Photo: Getty Images
In this day and age, sharing the details of your wedding on social media is almost a given. Even with unplugged weddings, most couples will share a post or two in the days surrounding their wedding, from a Facebook status about how excited they are to an Instagram post featuring a favorite pic snagged from a guest. And of course, so much wedding planning is done online these days, from blogs and wedding websites to Pinterest. All that gorgeous inspiration is available because planners and photographers (and brides and grooms!) share images of their work with blogs and bridal magazines. But what happens if your photographer really wants to have your wedding published, but you'd rather keep it private? Here's what you should do.

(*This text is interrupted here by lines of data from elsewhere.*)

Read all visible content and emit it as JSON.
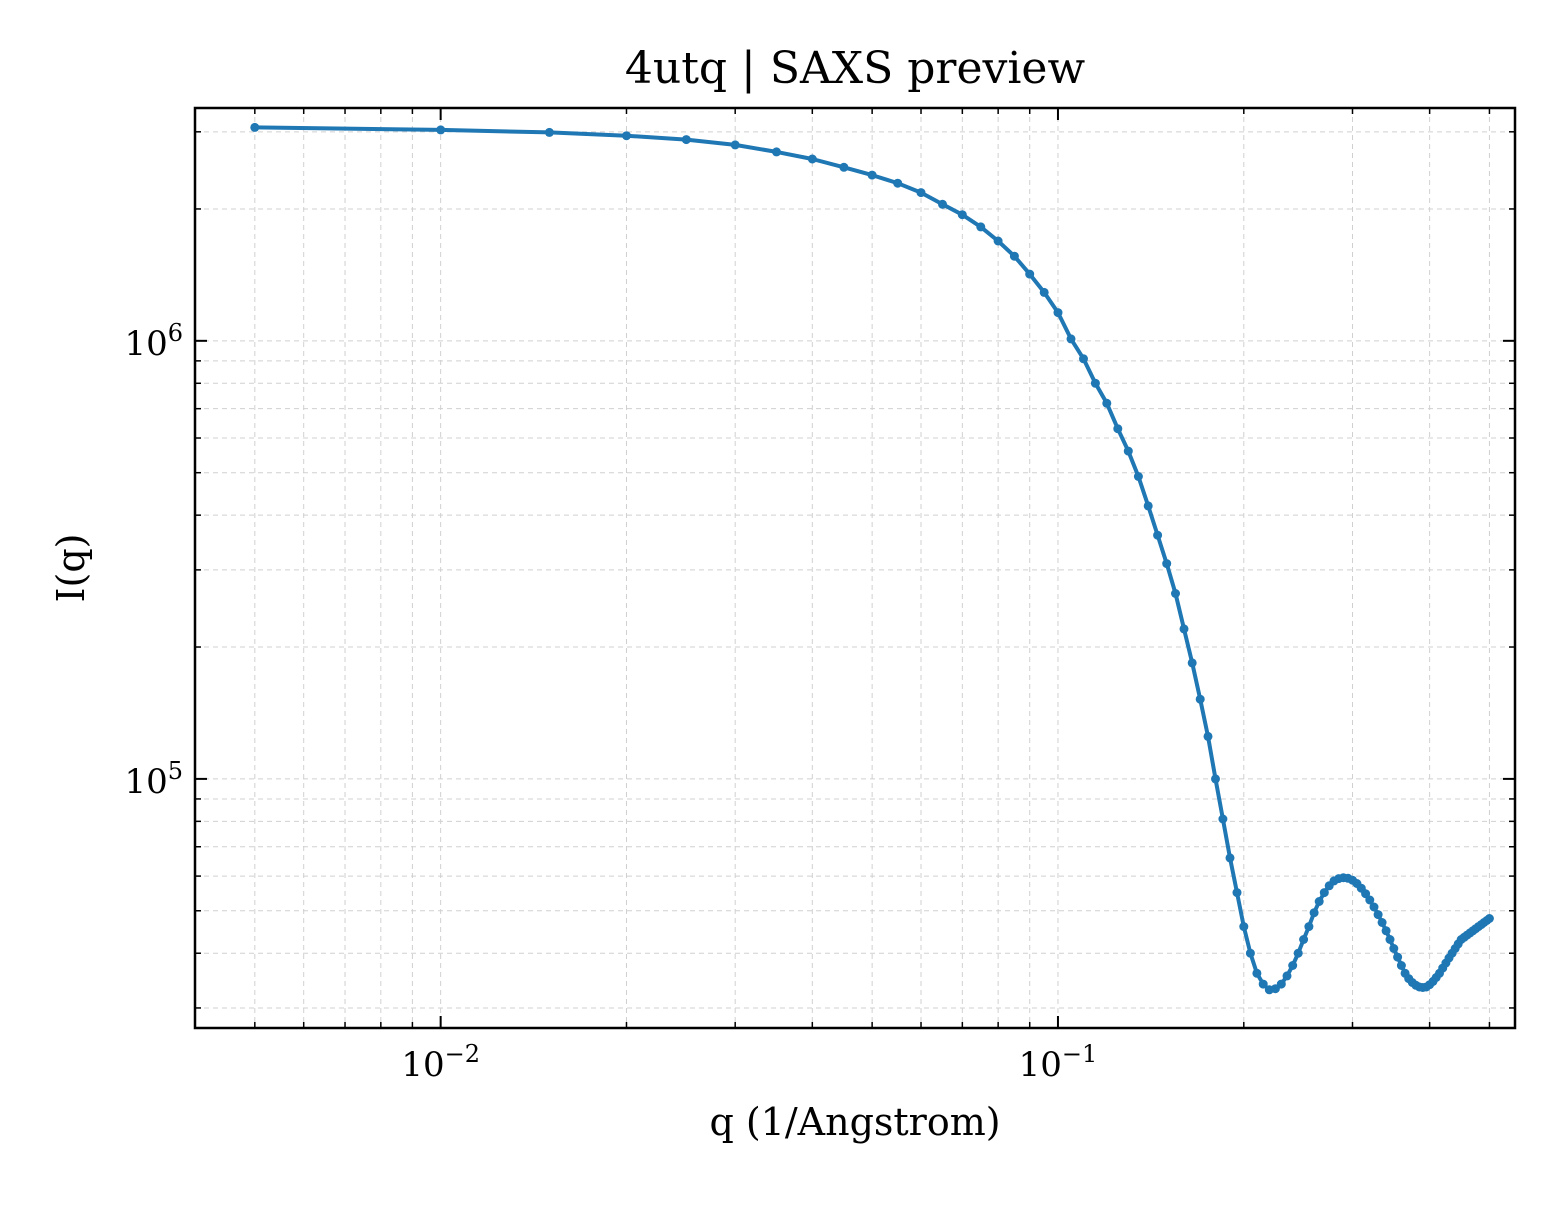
{
  "chart_data": {
    "type": "line",
    "title": "4utq | SAXS preview",
    "xlabel": "q (1/Angstrom)",
    "ylabel": "I(q)",
    "xscale": "log",
    "yscale": "log",
    "xlim": [
      0.004,
      0.55
    ],
    "ylim": [
      27000,
      3400000
    ],
    "grid": true,
    "x_ticks": [
      {
        "value": 0.01,
        "base": "10",
        "exp": "−2"
      },
      {
        "value": 0.1,
        "base": "10",
        "exp": "−1"
      }
    ],
    "y_ticks": [
      {
        "value": 100000,
        "base": "10",
        "exp": "5"
      },
      {
        "value": 1000000,
        "base": "10",
        "exp": "6"
      }
    ],
    "colors": {
      "series": "#1f77b4",
      "grid": "#d0d0d0",
      "axes": "#000000"
    },
    "series": [
      {
        "x": [
          0.005,
          0.01,
          0.015,
          0.02,
          0.025,
          0.03,
          0.035,
          0.04,
          0.045,
          0.05,
          0.055,
          0.06,
          0.065,
          0.07,
          0.075,
          0.08,
          0.085,
          0.09,
          0.095,
          0.1,
          0.105,
          0.11,
          0.115,
          0.12,
          0.125,
          0.13,
          0.135,
          0.14,
          0.145,
          0.15,
          0.155,
          0.16,
          0.165,
          0.17,
          0.175,
          0.18,
          0.185,
          0.19,
          0.195,
          0.2,
          0.205,
          0.21,
          0.215,
          0.22,
          0.225,
          0.23,
          0.235,
          0.24,
          0.245,
          0.25,
          0.255,
          0.26,
          0.265,
          0.27,
          0.275,
          0.28,
          0.285,
          0.29,
          0.295,
          0.3,
          0.305,
          0.31,
          0.315,
          0.32,
          0.325,
          0.33,
          0.335,
          0.34,
          0.345,
          0.35,
          0.355,
          0.36,
          0.365,
          0.37,
          0.375,
          0.38,
          0.385,
          0.39,
          0.395,
          0.4,
          0.405,
          0.41,
          0.415,
          0.42,
          0.425,
          0.43,
          0.435,
          0.44,
          0.445,
          0.45,
          0.455,
          0.46,
          0.465,
          0.47,
          0.475,
          0.48,
          0.485,
          0.49,
          0.495,
          0.5
        ],
        "y": [
          3070000,
          3030000,
          2990000,
          2940000,
          2880000,
          2800000,
          2700000,
          2600000,
          2490000,
          2390000,
          2290000,
          2180000,
          2050000,
          1940000,
          1820000,
          1690000,
          1560000,
          1420000,
          1290000,
          1160000,
          1010000,
          910000,
          800000,
          720000,
          630000,
          560000,
          490000,
          420000,
          360000,
          310000,
          265000,
          220000,
          184000,
          152000,
          125000,
          100000,
          81000,
          66000,
          55000,
          46000,
          40000,
          36000,
          34000,
          33000,
          33200,
          34000,
          35500,
          37500,
          40000,
          43000,
          46000,
          49500,
          52500,
          55000,
          57000,
          58500,
          59200,
          59500,
          59300,
          58700,
          57700,
          56300,
          54700,
          52900,
          51000,
          49000,
          47000,
          45000,
          43000,
          41000,
          39200,
          37500,
          36000,
          35000,
          34300,
          33800,
          33500,
          33400,
          33500,
          33900,
          34500,
          35200,
          36000,
          37000,
          38000,
          39000,
          40000,
          41000,
          42000,
          43000,
          43500,
          44000,
          44500,
          45000,
          45500,
          46000,
          46500,
          47000,
          47500,
          48000
        ]
      }
    ]
  }
}
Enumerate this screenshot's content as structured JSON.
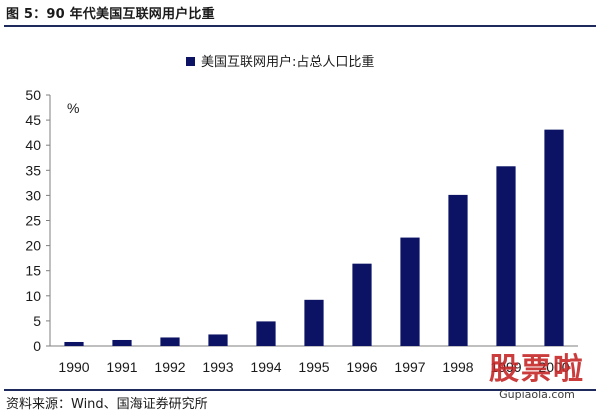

In a perfect world (and with a reputable photographer), you will be asked to sign a model release as permission for them to use your wedding images. This applies to their website and social media pages, as well as serving as permission to submit images of your likeness to any blogs or magazines. Without a signed model release, your photographer doesn't legally have the right to distribute your images — which means publications don't have the right to feature them.
Discussions about publication often begin before the wedding even takes place, with your photographer including the model release with the other paperwork you'll be signing so that you can look it all over at once instead of piecemeal over the course of months. If there is a model release included in your photographer's contract, or a clause granting them the right to distribute images of your likeness, now is the time to discuss and negotiate. Maybe you're okay with a few pictures on their Facebook or Instagram feed, and a small gallery on their website, but don't want the images on a blog or in a magazine. Make sure the release is amended to reflect those specifics. If you really don't want any images shared AT ALL, you have every right to not sign the release or to ask that the clause be removed from the contract entirely, replaced with a statement that no images shall be shared or distributed.
Didn't get a model release, or see a related clause in the contract? Speak up. A reputable photographer will know that your privacy and right to the images trumps their desire to be published, so if you specify that you don't want the images shared (even if it isn't in the contract), they're obliged to follow your lead.
While keeping your images private is completely up to you, do consider the value the pictures of your wedding holds for your vendors. Even if they aren't featured in a magazine, examples of recent, beautiful work and happy clients as part of their portfolio will do wonders for their business. Consider allowing them to use pictures of décor with no people on their social media pages, and a select few other photos from your wedding on their blog or website. You can also request to have approval of the images that end up on their website before the pictures go live, so you can have a final once-over.
Of course, if privacy is important to the two of you, saying you don't want any pictures anywhere is completely acceptable — and completely legal. Make your wishes known clearly, and know that if you didn't sign any sort of release regarding the pictures, you do have recourse.